Le choix de mêler d’abord recherche et enseignement
Un contact noué lors de son Master 2 lui permet d’effectuer son doctorat en statistiques à l’Ecole Normale Supérieure (ENS) de Paris. Son sujet : l’apprentissage statistique, et plus particulièrement ce que l’on appelle l’apprentissage séquentiel. « Ces problèmes de décisions séquentielles sont un peu comme un jeu et trouvent des applications dans plusieurs domaines, comme les systèmes de recommandation musicale ou la conduite de certains essais cliniques », explique Sébastien Gerchinovitz. Lui travaille davantage sur la théorie et adore passer des jours à réfléchir sur un même problème.
Une fois sa thèse soutenue en 2011, deux possibilités de carrière s’offrent à lui : chercheur ou enseignant-chercheur. Comme la deuxième option lui semble plus ouverte et que l’enseignement lui plaît, il devient d’abord ATER (attaché temporaire d’enseignement et de recherche) à l’université Paris-Sud pendant un an. En 2012, il postule, logiquement, à plusieurs postes de maître de conférences dans toute la France. Verdict ? Il en décroche deux, dont celui qu’il choisit à l’université Toulouse III – Paul Sabatier. « La ville m’attirait et j’avais eu de bons échos de l’équipe de recherche qui allait m’accueillir à l’Institut de mathématiques », explique-t-il tout simplement.
Le besoin de s’investir à 100 % dans la recherche
Enseignant-chercheur à Toulouse pendant sept ans, il partage alors son temps entre l’enseignement, l’accompagnement des étudiants, l’administratif et enfin… la recherche.
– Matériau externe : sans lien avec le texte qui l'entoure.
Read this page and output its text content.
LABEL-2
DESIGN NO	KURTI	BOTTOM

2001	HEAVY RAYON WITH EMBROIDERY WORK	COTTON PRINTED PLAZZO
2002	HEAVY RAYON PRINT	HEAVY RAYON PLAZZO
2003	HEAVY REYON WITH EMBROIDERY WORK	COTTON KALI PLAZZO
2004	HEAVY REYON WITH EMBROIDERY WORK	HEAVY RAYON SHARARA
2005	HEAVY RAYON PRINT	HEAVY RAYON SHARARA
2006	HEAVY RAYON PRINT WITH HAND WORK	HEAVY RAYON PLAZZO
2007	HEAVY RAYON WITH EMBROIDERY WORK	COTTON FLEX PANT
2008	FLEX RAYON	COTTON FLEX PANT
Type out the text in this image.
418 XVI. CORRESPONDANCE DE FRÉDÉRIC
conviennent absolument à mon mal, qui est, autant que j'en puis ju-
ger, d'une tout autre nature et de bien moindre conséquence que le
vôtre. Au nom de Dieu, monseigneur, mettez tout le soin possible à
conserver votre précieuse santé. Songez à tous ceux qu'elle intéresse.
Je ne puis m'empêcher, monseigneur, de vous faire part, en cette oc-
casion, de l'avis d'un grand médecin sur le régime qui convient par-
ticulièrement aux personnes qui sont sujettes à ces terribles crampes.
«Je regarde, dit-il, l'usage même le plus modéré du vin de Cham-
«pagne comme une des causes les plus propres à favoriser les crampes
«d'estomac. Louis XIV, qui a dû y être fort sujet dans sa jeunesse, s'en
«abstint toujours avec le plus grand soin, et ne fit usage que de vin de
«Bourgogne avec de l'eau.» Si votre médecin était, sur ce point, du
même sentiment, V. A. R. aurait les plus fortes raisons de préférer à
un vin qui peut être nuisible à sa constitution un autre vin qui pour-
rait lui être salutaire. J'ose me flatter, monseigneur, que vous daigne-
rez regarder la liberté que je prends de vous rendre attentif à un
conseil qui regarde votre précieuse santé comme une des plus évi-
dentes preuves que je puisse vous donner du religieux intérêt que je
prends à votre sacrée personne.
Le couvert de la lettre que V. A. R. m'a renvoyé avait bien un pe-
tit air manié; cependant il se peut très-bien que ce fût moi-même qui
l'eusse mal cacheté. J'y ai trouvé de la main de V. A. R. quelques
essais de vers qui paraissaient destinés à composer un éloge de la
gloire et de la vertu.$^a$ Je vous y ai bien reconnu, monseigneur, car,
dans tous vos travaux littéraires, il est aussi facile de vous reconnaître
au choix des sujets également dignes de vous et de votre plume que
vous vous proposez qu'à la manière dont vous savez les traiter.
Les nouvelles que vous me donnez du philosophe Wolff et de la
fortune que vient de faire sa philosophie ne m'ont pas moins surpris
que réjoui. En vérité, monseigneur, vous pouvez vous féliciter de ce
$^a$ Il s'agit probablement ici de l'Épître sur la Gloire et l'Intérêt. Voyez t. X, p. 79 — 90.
Trop peu, selon lui. Frustré de ne pas pouvoir avancer davantage dans ses recherches, il décide donc en 2019 de « déplacer le curseur », dit-il. « J’aime l’enseignement, mais j’aime encore plus mener des projets de recherche, surtout dans leur phase exploratoire ». Il demande un détachement pour cinq ans à son université et candidate avec succès, à un poste de chercheur qui s’ouvre justement à l’IRT Saint Exupéry de Toulouse. Un choix qu’il ne regrette absolument pas, puisqu’il dispose aujourd’hui de plus de temps et d’une grande liberté dans ses recherches. Même s’il est toujours un peu débordé…
Et pour cause, Sébastien Gerchinovitz s’investit pleinement dans son travail. En tant que chercheur à l’IRT, il participe au projet DEEL (DEpendable Explainable Learning) qui réunit des équipes françaises et québécoises avec pour objectif le développement de briques technologiques d’intelligence artificielle fiables, robustes, explicables et certifiables destinées à la réalisation de systèmes critiques. « L’enjeu est d’aider à développer des algorithmes d’apprentissage utilisables par des systèmes critiques comme les trains ou les avions par exemple », explique-t-il.
« Ce projet autour de l’intelligence artificielle est novateur car il réunit des chercheurs académiques, des ingénieurs et des data scientists pour qu’ils travaillent ensemble », assure Sébastien Gerchinovitz. Qu’envisage-t-il pour la suite ? Son cœur balance toujours entre recherche et enseignement. Il lui reste donc un peu plus de deux ans – la date de la fin de son détachement – pour se décider.